Non è questo il mondo e la società che vogliamo. Non ci sono più scuse; occorre agire con decisione e coerenza per promuovere un cambiamento positivo. La responsabilità di creare una società più giusta e sicura non ricade solo sulle spalle dei governi, ma anche sui media e sulla comunità nel suo insieme. È fondamentale promuovere un dialogo costruttivo e l’educazione al rispetto e alla convivenza pacifica, affrontando le radici dell’emarginazione e dell’esclusione sociale per prevenire l’escalation di violenza e criminalità.

La sfida che ci attende non è solo quella di reprimere i comportamenti nocivi, ma anche di costruire un tessuto sociale più inclusivo e tollerante, dove ogni individuo possa trovare il proprio spazio e contribuire positivamente alla società. Solo così potremo sperare di lasciare alle generazioni future un’eredità di pace, sicurezza e coesione sociale.

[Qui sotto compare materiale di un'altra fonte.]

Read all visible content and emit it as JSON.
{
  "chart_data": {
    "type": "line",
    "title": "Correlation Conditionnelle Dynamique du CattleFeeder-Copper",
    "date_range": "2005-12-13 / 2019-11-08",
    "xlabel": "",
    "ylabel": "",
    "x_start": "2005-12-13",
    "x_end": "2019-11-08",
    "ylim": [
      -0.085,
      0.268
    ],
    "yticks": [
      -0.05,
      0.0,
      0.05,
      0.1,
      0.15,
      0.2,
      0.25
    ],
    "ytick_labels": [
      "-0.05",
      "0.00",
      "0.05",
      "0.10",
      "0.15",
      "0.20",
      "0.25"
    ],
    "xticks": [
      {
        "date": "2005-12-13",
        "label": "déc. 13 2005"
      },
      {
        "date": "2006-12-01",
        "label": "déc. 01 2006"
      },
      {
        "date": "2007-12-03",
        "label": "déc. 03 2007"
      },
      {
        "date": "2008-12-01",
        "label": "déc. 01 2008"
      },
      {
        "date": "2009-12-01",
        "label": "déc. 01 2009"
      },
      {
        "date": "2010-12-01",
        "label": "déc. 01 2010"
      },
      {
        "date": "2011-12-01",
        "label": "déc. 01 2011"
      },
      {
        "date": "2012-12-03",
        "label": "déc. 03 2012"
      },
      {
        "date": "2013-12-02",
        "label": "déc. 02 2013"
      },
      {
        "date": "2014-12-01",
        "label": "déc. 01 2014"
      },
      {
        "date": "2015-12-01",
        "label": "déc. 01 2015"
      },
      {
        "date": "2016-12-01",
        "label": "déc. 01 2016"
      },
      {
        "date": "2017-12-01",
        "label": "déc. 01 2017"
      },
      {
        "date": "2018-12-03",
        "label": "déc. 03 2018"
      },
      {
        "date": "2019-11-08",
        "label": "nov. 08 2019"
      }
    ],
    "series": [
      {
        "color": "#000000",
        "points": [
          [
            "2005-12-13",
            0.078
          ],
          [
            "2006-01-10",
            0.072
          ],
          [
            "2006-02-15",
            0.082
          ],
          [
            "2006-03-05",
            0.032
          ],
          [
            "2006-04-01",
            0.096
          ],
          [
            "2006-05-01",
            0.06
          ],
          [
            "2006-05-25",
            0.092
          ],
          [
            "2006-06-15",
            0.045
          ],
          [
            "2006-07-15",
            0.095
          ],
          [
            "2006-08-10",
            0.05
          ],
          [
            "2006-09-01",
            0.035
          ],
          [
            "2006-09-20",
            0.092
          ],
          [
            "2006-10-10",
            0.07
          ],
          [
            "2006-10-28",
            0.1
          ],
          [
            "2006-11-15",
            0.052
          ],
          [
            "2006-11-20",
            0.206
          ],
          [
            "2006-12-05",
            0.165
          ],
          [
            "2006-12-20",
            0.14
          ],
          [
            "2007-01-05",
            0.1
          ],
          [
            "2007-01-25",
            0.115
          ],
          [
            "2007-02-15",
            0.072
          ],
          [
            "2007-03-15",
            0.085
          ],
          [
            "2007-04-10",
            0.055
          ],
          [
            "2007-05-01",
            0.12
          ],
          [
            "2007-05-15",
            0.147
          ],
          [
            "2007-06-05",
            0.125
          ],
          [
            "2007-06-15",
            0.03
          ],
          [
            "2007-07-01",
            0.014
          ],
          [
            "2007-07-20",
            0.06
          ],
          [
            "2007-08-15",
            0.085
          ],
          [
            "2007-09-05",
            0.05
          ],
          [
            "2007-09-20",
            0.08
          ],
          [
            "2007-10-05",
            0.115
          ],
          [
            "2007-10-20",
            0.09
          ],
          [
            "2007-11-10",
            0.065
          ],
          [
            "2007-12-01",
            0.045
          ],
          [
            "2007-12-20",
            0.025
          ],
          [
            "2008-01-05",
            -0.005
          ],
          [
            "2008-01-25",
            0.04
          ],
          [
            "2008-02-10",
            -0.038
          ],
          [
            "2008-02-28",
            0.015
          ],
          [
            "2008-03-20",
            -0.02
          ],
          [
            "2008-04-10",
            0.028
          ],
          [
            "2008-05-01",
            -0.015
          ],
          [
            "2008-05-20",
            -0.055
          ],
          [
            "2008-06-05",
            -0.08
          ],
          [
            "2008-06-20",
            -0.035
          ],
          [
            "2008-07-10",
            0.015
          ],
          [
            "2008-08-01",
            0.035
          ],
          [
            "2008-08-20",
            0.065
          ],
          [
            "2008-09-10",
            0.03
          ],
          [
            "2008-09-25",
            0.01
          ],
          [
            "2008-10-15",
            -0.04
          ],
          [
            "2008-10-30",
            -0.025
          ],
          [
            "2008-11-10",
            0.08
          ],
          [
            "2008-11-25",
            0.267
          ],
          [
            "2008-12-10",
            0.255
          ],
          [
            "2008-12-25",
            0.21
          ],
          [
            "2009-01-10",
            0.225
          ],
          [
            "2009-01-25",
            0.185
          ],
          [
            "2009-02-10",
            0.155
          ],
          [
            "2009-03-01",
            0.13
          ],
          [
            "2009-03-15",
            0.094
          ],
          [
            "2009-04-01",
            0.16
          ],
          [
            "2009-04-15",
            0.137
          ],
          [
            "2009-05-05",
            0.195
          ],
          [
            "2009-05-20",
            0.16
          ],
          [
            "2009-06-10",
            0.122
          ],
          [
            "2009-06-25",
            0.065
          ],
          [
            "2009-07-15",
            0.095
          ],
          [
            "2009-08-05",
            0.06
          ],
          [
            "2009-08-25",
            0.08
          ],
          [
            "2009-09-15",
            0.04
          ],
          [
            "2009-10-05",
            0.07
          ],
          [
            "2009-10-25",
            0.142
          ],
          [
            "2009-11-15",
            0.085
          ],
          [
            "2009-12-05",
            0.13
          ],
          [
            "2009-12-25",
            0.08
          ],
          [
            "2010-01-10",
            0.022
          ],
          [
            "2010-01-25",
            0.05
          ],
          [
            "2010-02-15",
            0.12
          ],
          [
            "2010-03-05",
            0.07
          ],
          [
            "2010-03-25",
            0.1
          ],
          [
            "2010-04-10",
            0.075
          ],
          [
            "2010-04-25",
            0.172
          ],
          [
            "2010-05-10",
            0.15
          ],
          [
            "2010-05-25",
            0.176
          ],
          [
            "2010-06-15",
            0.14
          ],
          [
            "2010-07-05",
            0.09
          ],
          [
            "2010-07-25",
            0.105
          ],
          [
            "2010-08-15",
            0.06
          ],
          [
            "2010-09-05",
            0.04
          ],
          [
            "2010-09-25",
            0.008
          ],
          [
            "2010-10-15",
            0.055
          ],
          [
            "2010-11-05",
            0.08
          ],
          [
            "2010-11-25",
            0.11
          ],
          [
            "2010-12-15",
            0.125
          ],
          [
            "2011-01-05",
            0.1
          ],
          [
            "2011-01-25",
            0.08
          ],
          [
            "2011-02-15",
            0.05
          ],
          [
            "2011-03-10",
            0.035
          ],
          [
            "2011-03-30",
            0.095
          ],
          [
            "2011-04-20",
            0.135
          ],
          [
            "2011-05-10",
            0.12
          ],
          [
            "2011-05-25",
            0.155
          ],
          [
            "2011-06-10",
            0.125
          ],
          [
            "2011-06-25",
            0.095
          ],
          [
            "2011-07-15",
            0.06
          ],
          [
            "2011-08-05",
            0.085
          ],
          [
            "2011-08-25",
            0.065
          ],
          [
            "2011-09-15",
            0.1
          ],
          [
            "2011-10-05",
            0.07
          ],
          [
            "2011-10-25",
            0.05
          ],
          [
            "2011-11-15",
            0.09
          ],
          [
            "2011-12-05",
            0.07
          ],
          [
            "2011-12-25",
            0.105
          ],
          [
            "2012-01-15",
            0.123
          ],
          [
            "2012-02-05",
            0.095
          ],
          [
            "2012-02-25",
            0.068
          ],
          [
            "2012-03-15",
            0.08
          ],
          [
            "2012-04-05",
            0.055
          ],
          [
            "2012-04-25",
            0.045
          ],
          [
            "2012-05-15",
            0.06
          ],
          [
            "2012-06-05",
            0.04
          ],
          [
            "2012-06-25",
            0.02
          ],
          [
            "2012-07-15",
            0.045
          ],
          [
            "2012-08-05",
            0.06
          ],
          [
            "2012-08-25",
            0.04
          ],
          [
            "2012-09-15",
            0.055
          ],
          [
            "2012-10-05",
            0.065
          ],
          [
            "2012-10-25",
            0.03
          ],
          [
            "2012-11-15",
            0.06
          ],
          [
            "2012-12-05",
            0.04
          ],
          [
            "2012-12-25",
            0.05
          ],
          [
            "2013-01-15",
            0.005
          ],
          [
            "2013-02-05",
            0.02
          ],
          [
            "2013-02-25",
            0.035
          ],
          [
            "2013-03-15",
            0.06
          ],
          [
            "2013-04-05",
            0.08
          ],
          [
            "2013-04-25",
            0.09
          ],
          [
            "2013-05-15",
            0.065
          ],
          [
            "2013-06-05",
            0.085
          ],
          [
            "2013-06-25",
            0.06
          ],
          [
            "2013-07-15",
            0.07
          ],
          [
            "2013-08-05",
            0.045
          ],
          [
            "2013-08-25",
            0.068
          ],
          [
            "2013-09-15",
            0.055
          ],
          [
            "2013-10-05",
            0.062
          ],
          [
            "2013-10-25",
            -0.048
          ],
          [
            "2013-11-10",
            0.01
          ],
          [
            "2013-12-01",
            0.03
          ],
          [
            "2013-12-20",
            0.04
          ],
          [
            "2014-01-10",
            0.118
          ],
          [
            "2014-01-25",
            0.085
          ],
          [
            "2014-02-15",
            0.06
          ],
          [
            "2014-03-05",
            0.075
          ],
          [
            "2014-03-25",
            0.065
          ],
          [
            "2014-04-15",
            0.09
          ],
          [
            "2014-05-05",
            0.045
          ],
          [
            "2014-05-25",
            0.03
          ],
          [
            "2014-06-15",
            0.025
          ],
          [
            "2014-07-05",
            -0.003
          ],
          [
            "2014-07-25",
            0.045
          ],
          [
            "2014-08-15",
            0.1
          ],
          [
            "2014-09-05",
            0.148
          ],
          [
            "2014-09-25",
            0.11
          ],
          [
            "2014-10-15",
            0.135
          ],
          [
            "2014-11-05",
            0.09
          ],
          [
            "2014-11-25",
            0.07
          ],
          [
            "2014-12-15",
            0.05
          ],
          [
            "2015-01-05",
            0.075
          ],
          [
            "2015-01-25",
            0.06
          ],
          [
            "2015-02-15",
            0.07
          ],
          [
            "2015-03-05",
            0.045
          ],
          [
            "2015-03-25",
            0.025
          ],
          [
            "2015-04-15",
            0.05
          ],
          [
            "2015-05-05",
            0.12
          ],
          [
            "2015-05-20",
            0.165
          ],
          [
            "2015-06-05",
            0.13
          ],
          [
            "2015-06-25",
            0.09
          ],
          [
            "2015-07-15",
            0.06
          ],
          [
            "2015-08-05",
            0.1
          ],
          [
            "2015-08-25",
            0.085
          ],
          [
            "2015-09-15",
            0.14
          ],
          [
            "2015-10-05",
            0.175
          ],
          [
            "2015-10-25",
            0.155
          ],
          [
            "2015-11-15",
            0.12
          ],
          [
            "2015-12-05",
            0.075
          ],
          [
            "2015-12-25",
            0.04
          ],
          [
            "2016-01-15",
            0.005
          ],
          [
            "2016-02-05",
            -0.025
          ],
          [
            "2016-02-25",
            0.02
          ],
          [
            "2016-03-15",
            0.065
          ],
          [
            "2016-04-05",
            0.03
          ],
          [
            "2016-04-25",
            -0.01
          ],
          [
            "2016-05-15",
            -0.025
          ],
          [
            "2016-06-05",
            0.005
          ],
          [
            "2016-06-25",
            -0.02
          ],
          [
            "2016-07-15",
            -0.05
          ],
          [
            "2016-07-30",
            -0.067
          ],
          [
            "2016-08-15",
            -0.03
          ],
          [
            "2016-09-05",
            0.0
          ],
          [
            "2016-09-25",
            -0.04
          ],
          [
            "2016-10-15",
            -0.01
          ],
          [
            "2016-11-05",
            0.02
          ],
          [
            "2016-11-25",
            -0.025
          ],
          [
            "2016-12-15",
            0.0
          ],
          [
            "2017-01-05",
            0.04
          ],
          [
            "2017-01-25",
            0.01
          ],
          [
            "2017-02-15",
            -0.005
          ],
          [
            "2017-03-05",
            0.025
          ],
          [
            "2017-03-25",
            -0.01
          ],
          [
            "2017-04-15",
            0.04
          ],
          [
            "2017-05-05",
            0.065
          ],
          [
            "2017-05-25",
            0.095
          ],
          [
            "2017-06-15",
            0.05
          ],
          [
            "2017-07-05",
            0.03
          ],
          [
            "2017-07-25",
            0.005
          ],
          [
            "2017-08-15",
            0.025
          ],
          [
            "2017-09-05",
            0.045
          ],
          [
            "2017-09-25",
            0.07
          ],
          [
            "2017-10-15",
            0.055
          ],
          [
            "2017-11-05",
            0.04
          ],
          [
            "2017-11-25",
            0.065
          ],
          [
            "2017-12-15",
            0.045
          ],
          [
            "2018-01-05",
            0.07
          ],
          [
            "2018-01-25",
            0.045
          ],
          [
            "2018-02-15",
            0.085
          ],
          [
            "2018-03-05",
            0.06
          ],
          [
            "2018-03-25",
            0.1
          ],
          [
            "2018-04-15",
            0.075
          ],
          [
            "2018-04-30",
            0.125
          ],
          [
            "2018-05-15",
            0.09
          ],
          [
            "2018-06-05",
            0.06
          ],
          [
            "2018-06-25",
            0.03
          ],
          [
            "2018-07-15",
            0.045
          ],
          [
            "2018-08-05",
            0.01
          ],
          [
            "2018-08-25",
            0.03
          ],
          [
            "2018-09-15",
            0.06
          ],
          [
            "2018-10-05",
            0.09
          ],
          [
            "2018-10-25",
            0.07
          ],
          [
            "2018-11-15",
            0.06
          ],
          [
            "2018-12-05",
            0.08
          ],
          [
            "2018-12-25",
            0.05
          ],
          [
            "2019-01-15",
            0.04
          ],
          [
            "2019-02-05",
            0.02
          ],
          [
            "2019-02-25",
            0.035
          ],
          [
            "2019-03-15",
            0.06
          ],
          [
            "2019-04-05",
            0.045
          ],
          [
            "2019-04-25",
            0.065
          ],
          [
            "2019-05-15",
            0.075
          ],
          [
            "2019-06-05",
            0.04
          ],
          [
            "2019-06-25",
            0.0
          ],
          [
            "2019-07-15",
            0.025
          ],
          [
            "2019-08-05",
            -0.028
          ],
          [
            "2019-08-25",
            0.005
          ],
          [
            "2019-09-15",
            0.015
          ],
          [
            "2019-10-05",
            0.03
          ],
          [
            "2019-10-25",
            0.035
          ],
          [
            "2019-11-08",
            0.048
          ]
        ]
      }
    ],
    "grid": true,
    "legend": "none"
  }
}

Sarebbe quindi prudente e responsabile da parte dei media e dei programmi televisivi evitare di dare spazio pubblicitario a individui che promuovono l’odio e il crimine, sfidando la Stato. Questa pratica non solo potrebbe rafforzare e legittimare tali comportamenti negativi, ma potrebbe anche influenzare negativamente gli spettatori, specialmente i più giovani, inducendoli a emulare questi atteggiamenti dannosi.

Dando visibilità a tali personaggi, i media rischiano di contribuire involontariamente alla diffusione di messaggi di intolleranza e di violenza. Invece, dovrebbero concentrarsi su contenuti che promuovono valori positivi come l’empatia, il rispetto reciproco e la convivenza pacifica. È importante che i media siano consapevoli del loro impatto e del loro ruolo nella formazione dell’opinione pubblica e nella costruzione di una società più equa e pacifica.

NO a palcoscenico a coloro che diffondono odio e incitano al crimine, non è solo una questione di responsabilità sociale, ma anche un passo fondamentale verso la creazione di un ambiente mediatico più sano e costruttivo.